Published on July 16, 2015
This post was previously on the Pathfinder Software site. Pathfinder Software changed its name to Orthogonal in 2016. Read more.
Wearable technology that can monitor physical activity, collect data and deliver real-time feedback to individuals is the future of truly personalized care. Although technical challenges have limited mass utilization of sensors in the past, new prototypes of skin patches can detect temperature, heart rate, perspiration and movement disorders, and even release medication. At Orthogonal, we believe that sensors are poised to change the delivery system of healthcare.
New, wearable skin patches are unobtrusive and almost unnoticeable, making them both functional and useful. Not only will they provide better knowledge of individual health through monitoring, but they’ll also increase mobile health and tele-healthcare capabilities. This ability to extend the geography of care by wearing sensors will further drive down societal health costs in general.
Additionally, consumer demand for wireless and sensor technologies is taking off. According to reports by Fierce Mobile Healthcare, the wearable technology market is expected to reach $1.5 billion in 2014 and $6 billion by 2016, with sensors ranging from passive (they do not require active engagement for use or data collection) to real time, responsive and self-managing technologies.
At present, the market is primarily split between companies that are consumer-focused and those that are health outcomes-focused. By this, we mean companies like Jawbone, Apple and Samsung who are in the headphone and wristband-monitoring sector instead of companies like Medtronic and AliveCor, who are creating skin patches users wear for specific health-related purposes. However, there are also companies that fall in the middle, like Adidas, who is equipping the 2014 US World Cup team in order to monitor performance and health during physical activity.
When they’re employed, the various wearable sensors can change health and care using modern innovation by detecting the most prevalent ailments such as heart disease with cardiac monitoring and preventing disease using health and wellness techniques. With clients such as PhysIQ, Orthogonal has demonstrated what a powerful trend sensors can be and just how deeply individual health can be impacted. PhysIQ specifically allows daily monitoring of patients with chronic diseases and provides early notification to clinicians of any changes. All of which will lead to connectivity, increased knowledge, cost reductions and overall improvements in individualized care.
In their most recognizable form, sensors are stretchable electronics that spread across the skin (visually similar to a Band-Aid), and they’re currently being tested in laboratories around the globe. In the US, the Food and Drug Administration (FDA) has strict testing standards for the quality of materials and registration of medical devices, but wearable sensors innovation is a worldwide initiative, leading to many choices for skin devices that can yield all of the aforementioned health benefits.

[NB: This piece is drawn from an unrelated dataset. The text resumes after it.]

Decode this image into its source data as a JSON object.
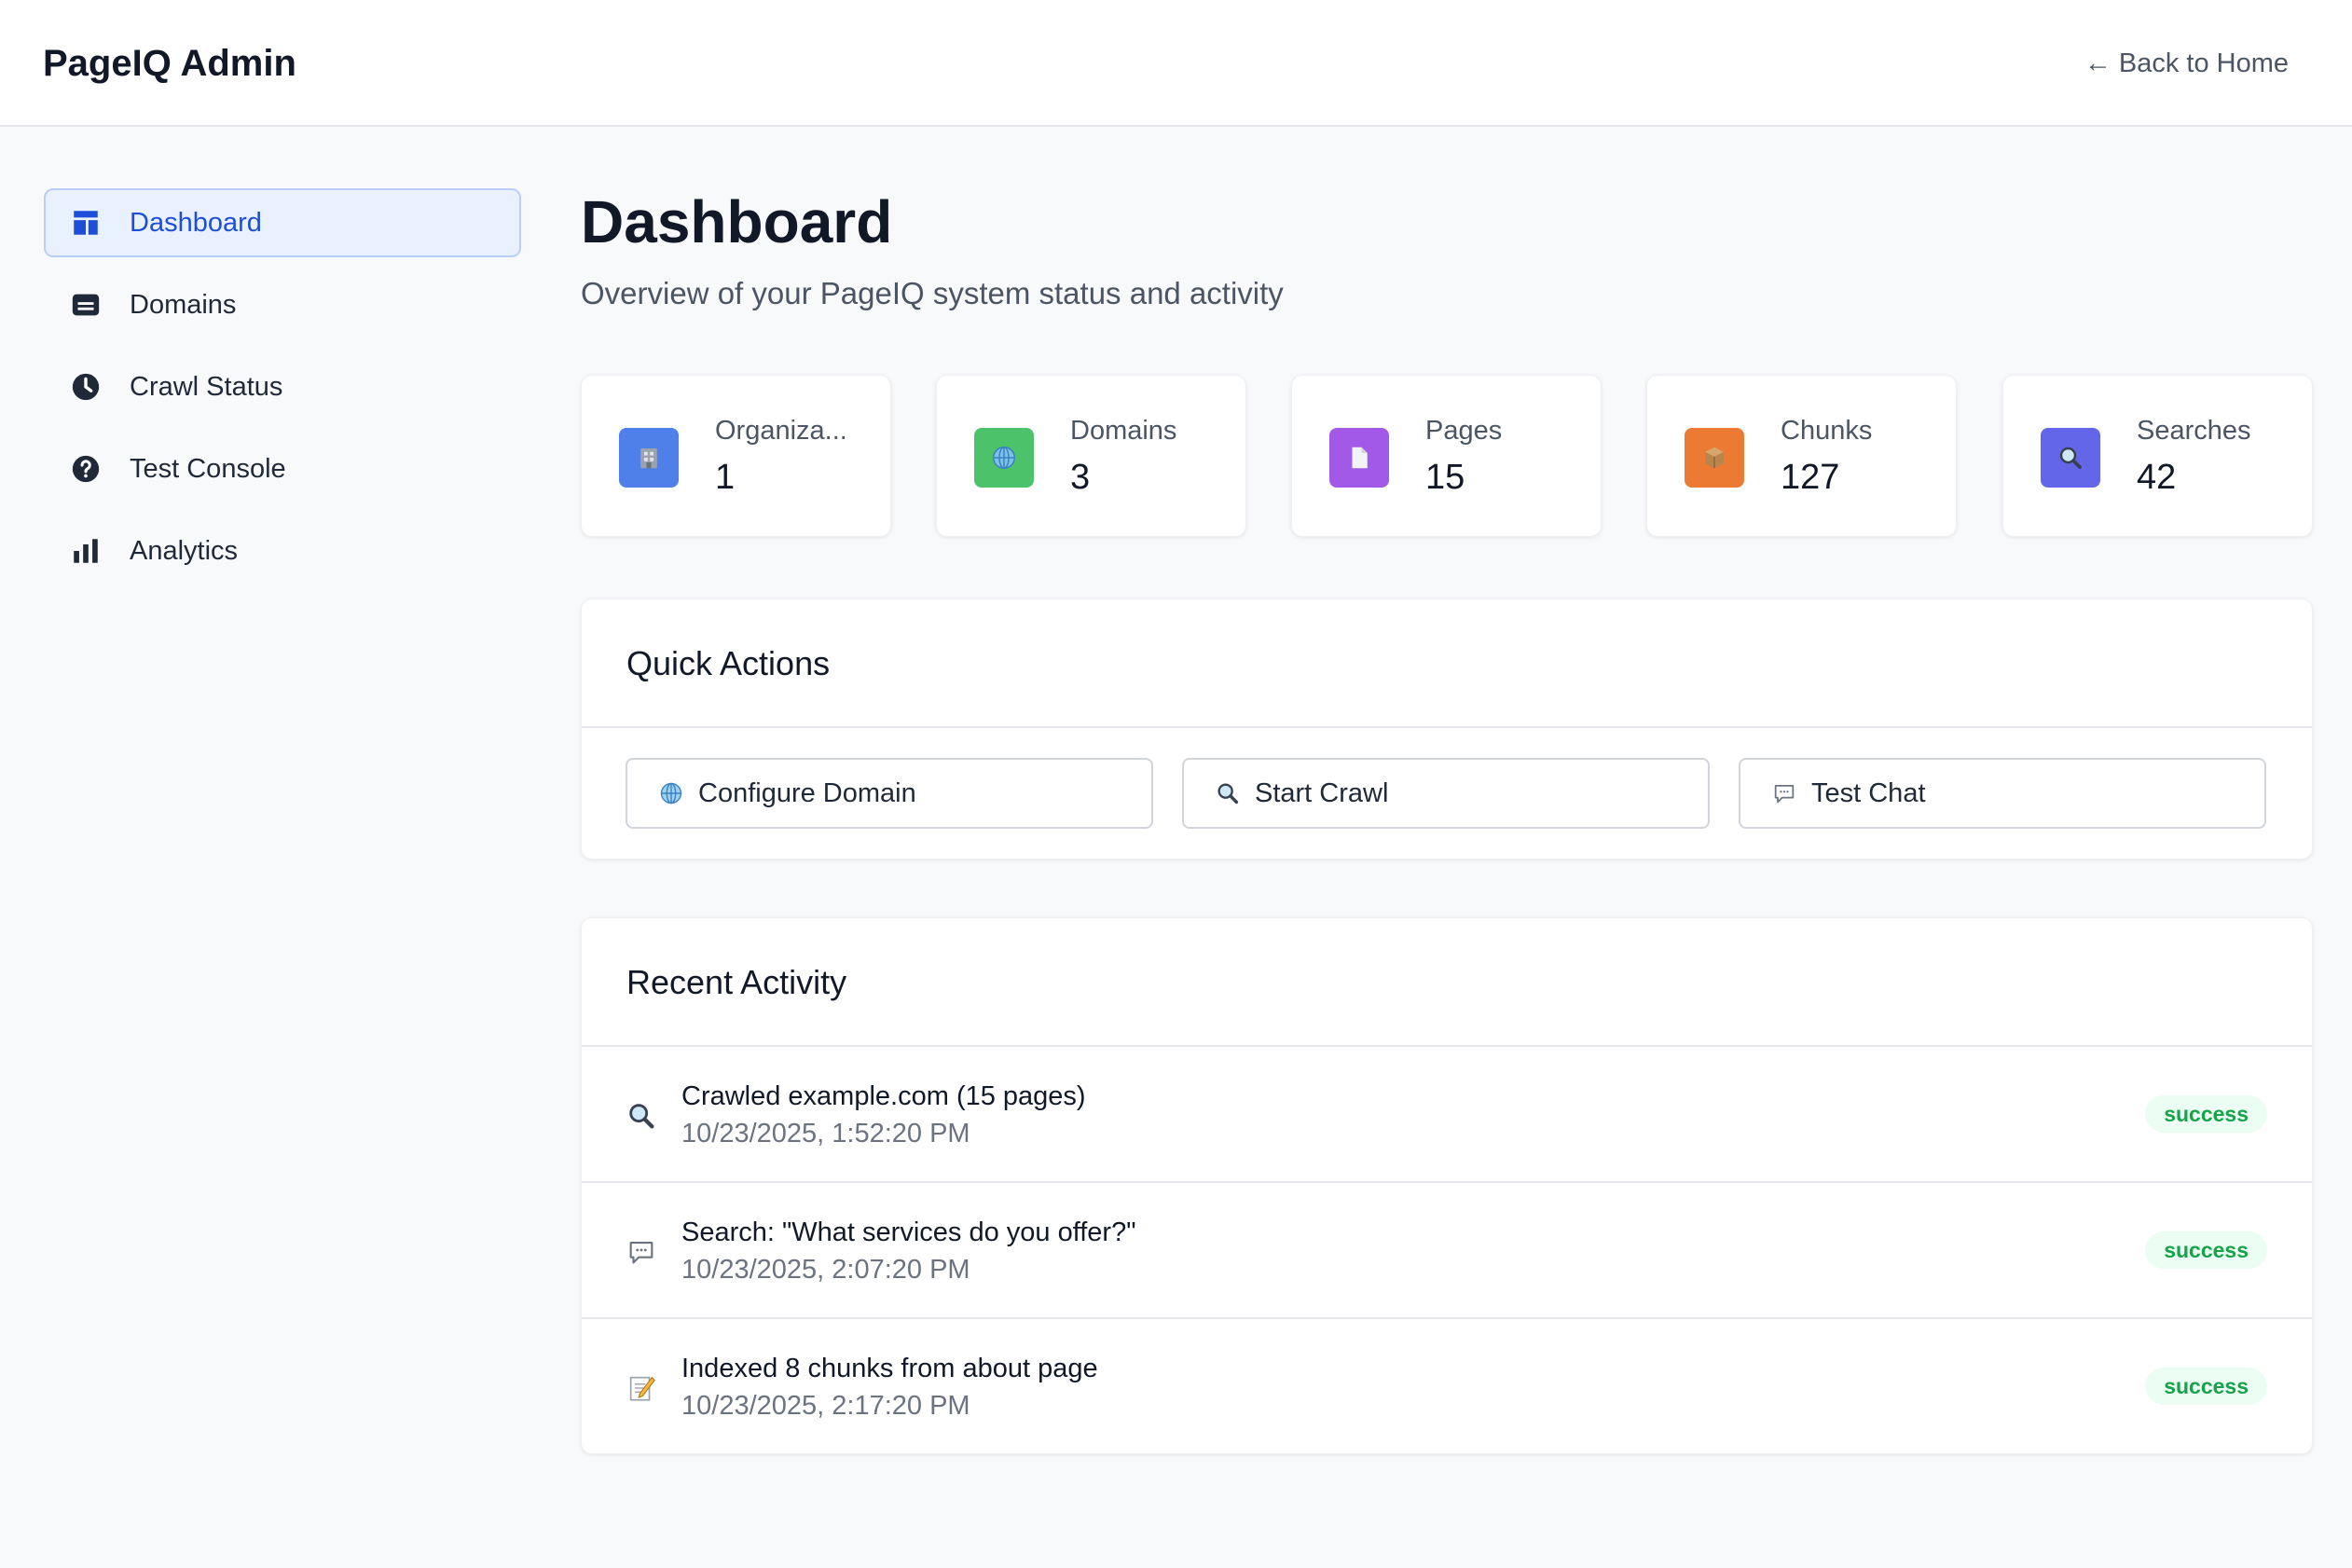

The research and development process leading us to the new forefront of healthcare currently means a lot of trial and error at a high cost. The short-term use of the sensor devices (usually 24 to 72 hours) also means medical device firms must work with the sensitivities and lifestyles of users. Then these factors have to be tested and refined, which takes a lot of time and considerable financial risk.
But the core of the sensor transformation is the improvement in the quality of life. This doesn’t just mean improved quality for the people who are already healthy and want to monitor their health, but for entire communities that need better access to care, freedom to travel and portability for medical information that is collected and stored. Inherently, sensor technology could be a major competitor of the future definition of population health.
With Orthogonal’s unique set of products, and our guidance, achieving better health outcomes and more cost-effective care is possible, and sensors are leading the way.